このような中、文科省の原子力科学技術委員会に置かれた専門家会合がこのほど、「高温ガス炉技術開発に係る今後の研究開発の進め方について」と題する中間報告を取りまとめた。その中で、HTTRの活用について打ち出している「技術の保持・人材育成のための取組」の箇所をピックアップして紹介する。

【わが国の優れた技術の保持に向けた取組】

・わが国は、原子力機構におけるHTTR等を用いた研究開発や、原子力機構と民間企業が協力した燃料、材料(黒鉛、金属)、高温機器等の研究開発により、国際競争力の観点から、極めて高度な高温ガス炉に関する国産技術を蓄積している。特に、民間企業におけるこれらの優れた技術の蓄積は、原子力機構が高温ガス炉技術の研究開発を民間と連携して実施してきたことに大きく起因していると言える。

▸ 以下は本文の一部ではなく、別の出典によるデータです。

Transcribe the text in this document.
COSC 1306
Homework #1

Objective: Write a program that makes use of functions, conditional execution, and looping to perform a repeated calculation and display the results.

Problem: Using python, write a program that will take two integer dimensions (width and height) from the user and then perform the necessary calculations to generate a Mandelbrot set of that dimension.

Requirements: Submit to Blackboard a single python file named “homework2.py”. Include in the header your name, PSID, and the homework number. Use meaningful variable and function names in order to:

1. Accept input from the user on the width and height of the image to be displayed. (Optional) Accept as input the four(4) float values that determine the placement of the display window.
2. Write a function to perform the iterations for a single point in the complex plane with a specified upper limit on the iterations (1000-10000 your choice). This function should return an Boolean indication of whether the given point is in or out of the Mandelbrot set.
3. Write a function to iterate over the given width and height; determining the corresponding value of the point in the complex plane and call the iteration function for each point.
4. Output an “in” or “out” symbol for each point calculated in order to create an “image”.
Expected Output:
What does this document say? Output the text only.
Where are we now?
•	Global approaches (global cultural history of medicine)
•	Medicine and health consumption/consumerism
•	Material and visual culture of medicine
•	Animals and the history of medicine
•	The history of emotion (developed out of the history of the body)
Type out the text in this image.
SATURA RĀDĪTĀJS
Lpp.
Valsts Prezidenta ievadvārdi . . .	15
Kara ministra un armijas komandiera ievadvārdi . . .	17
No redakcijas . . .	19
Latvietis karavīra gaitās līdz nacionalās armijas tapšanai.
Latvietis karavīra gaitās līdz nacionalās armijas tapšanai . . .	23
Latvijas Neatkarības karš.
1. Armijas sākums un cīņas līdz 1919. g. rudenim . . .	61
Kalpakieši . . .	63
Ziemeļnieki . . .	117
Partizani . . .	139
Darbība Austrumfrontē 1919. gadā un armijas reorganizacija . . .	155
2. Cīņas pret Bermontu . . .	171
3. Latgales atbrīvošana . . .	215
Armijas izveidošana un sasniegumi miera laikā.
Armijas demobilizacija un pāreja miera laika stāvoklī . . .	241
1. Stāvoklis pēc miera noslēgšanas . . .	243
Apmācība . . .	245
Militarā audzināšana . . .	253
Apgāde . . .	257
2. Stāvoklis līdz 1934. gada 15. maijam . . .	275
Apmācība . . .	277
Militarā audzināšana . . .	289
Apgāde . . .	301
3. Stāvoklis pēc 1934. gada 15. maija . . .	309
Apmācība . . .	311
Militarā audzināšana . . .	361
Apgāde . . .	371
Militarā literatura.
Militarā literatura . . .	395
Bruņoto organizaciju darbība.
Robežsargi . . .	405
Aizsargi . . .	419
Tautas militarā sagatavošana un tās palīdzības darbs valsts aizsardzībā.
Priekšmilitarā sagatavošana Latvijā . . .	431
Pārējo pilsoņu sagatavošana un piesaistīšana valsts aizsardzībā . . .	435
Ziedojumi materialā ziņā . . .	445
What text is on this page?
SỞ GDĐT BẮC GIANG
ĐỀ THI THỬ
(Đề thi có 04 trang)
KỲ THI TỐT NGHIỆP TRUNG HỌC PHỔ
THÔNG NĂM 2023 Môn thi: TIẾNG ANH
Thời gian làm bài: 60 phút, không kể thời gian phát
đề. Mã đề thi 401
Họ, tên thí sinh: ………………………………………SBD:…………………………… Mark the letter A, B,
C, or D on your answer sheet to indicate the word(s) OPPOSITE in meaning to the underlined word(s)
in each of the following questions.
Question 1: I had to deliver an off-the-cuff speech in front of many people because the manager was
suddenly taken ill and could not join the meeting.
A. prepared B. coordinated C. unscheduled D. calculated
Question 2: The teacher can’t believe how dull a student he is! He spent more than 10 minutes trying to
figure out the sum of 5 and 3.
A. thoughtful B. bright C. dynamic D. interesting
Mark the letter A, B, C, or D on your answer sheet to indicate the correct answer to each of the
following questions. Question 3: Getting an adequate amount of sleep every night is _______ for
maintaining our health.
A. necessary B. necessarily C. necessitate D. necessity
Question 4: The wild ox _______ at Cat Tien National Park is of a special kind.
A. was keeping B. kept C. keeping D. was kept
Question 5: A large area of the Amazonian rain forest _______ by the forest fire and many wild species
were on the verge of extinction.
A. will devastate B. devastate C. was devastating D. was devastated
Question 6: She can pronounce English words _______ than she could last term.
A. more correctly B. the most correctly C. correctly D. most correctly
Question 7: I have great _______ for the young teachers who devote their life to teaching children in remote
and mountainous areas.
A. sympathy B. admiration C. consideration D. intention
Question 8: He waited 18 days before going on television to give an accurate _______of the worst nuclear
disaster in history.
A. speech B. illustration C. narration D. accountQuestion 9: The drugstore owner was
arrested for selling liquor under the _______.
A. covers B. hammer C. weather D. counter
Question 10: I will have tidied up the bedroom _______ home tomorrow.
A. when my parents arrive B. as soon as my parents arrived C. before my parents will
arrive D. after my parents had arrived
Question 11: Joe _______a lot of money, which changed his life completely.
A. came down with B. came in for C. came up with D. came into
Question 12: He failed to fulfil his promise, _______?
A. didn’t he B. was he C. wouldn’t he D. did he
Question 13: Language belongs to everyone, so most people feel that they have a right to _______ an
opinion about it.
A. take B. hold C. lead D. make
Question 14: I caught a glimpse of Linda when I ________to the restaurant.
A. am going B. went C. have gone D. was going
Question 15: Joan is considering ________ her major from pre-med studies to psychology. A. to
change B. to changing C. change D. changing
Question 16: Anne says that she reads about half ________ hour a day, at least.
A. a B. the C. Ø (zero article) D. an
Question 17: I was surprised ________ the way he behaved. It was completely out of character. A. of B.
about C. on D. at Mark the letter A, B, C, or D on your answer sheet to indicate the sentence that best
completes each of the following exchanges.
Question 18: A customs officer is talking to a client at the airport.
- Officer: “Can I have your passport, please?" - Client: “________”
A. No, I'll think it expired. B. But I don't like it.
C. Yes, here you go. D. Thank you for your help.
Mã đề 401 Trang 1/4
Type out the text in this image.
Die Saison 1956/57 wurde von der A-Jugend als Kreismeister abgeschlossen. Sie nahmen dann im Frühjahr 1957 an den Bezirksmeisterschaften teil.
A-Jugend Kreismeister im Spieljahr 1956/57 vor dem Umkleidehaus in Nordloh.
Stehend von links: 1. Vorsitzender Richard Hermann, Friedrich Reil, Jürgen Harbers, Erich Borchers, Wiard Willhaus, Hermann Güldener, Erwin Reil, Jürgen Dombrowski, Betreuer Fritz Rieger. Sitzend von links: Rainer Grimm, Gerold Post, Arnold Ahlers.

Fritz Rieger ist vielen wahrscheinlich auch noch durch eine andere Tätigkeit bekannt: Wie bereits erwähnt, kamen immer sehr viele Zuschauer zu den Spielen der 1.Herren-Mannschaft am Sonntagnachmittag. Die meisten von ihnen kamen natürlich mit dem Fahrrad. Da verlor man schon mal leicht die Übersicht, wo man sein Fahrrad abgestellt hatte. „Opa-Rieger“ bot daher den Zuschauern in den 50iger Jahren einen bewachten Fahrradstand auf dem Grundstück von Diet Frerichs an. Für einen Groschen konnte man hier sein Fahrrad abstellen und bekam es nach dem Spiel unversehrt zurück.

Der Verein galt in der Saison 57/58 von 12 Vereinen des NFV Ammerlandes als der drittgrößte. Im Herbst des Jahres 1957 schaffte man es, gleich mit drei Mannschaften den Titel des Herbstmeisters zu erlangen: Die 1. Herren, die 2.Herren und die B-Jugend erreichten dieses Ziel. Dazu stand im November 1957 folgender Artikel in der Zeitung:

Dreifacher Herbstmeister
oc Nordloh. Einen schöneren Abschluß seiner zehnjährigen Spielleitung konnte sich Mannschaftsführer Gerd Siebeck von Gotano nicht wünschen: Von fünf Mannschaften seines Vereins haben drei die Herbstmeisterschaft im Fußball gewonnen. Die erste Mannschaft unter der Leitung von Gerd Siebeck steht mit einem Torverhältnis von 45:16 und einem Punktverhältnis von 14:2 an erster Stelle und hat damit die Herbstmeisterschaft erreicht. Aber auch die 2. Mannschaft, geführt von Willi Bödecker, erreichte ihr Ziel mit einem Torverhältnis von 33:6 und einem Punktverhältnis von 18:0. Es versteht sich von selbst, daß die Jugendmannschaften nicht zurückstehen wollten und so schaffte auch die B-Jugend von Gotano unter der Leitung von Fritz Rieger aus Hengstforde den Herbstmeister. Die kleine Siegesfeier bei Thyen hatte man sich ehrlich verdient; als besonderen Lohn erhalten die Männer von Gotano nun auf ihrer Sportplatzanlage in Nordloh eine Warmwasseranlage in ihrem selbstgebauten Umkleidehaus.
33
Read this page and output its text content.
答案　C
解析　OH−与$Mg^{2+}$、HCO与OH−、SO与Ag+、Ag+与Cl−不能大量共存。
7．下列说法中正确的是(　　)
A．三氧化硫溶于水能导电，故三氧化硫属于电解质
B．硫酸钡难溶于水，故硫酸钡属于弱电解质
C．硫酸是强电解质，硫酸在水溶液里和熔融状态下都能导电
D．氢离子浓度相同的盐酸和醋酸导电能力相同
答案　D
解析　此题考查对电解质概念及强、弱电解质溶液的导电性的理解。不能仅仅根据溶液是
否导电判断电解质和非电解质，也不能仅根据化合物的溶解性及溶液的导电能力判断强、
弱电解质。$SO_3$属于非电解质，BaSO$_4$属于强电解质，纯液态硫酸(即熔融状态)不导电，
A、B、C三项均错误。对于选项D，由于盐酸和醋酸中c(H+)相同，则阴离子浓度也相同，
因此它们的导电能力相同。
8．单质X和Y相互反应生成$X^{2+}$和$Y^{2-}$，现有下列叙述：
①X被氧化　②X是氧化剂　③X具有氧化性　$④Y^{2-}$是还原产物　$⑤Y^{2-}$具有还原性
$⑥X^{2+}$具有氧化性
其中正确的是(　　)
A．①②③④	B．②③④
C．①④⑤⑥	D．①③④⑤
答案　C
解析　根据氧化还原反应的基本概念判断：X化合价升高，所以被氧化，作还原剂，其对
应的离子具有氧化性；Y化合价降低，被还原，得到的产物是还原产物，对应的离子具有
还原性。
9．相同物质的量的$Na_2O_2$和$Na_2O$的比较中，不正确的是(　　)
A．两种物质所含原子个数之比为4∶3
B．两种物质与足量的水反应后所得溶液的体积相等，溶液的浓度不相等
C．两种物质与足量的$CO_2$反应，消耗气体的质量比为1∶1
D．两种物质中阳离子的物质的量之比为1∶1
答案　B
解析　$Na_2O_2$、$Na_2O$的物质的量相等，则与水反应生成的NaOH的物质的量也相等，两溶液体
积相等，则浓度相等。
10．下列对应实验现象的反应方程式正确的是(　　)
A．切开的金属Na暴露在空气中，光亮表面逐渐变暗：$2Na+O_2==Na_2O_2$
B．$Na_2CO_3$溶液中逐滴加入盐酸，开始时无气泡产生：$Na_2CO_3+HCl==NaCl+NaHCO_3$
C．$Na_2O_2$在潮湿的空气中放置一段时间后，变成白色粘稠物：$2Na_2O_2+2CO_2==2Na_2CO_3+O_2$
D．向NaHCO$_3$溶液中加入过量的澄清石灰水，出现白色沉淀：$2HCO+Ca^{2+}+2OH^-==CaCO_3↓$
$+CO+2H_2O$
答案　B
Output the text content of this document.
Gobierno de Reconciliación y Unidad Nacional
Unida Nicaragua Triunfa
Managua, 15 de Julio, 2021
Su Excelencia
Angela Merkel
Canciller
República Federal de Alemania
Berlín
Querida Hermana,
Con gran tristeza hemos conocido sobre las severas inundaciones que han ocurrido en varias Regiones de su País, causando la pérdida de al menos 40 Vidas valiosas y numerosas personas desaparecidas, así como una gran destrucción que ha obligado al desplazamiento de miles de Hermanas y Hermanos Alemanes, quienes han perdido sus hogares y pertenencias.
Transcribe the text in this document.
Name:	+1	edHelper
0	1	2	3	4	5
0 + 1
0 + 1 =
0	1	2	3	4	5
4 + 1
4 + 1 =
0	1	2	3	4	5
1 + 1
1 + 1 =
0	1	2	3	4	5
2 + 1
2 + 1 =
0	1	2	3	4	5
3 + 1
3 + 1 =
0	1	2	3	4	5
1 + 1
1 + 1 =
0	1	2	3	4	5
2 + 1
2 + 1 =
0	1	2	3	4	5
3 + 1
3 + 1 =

・一方、わが国初の高温ガス炉試験研究炉であるHTTRは、わが国に存在する唯一の高温ガス炉システムであり、平成3年にHTTRが建設工事着工、平成10年に初臨界(=写真下)を迎えて以来、新たな高温ガス炉システムは製造・建設されていない。また、高温ガス炉の燃料についても2次燃料の製造以来、現在に至るまで製造は行われていない。

・わが国は世界的に見ても優れた高温ガス炉の研究開発実績を持っているものの、現在の状況が長く続く場合、特に民間企業による製造技術の継承が困難となる。また、現在、大学等における高温ガス炉の研究開発は必ずしも活発であるとは言えない。このような状況の中で、わが国の優れた技術を保持し、今後の実用化や国際展開につなげるためには、早期の原子力機構におけるHTTR改造やリードプラントの基本設計を含む高温ガス炉技術の研究開発の着実な推進はもちろん、民間との連携や大学等とのアカデミアにおける高温ガス炉研究開発への参画が求められる。

【研究開発・国際協力を通じた人材育成・確保のあり方】

・これまで、高温ガス炉に関する取組は原子力機構を中心に行われてきたが、将来的な高温ガス炉の実用化に向けては、民間、アカデミアにおける人材の育成・確保が必要である。

・具体的には、わが国で唯一の高温ガス炉であるHTTRを人材育成の場として活用することにより、原子力機構の研究者、技術者のみならず、教育分野における学生等に、高温ガス炉に関連する技術を広めるとともに、HTTRを用いて様々な試験運転を行い、これらの試験を通して、高温ガス炉の優れた安全性に関する知識を習得させることにより人材を確保する。

・また、アカデミアにおける高温ガス炉の研究者の裾野を広げる取組や、原子力機構と連携した取組等、活動の拡大・多様化が必要である。

・さらに、原子力機構を中心として実施しているもしくは今後実施する予定の研究開発に民間企業の研究者、技術者が参加することにより、民間における高温ガス炉技術の継承を促進させる。

・将来、高温ガス炉の輸出を考える場合、国際協力の下、海外の研究者、技術者、ステークホルダー等をHTTRに受け入れて、高温ガス炉技術の理解促進を図り、優秀な研究者、技術者を育成するとともに、帰国後に自国における高温ガス炉プロジェクトの中心的役割を担う人材を育成することも、今後の海外展開を推進する上で非常に重要と考える。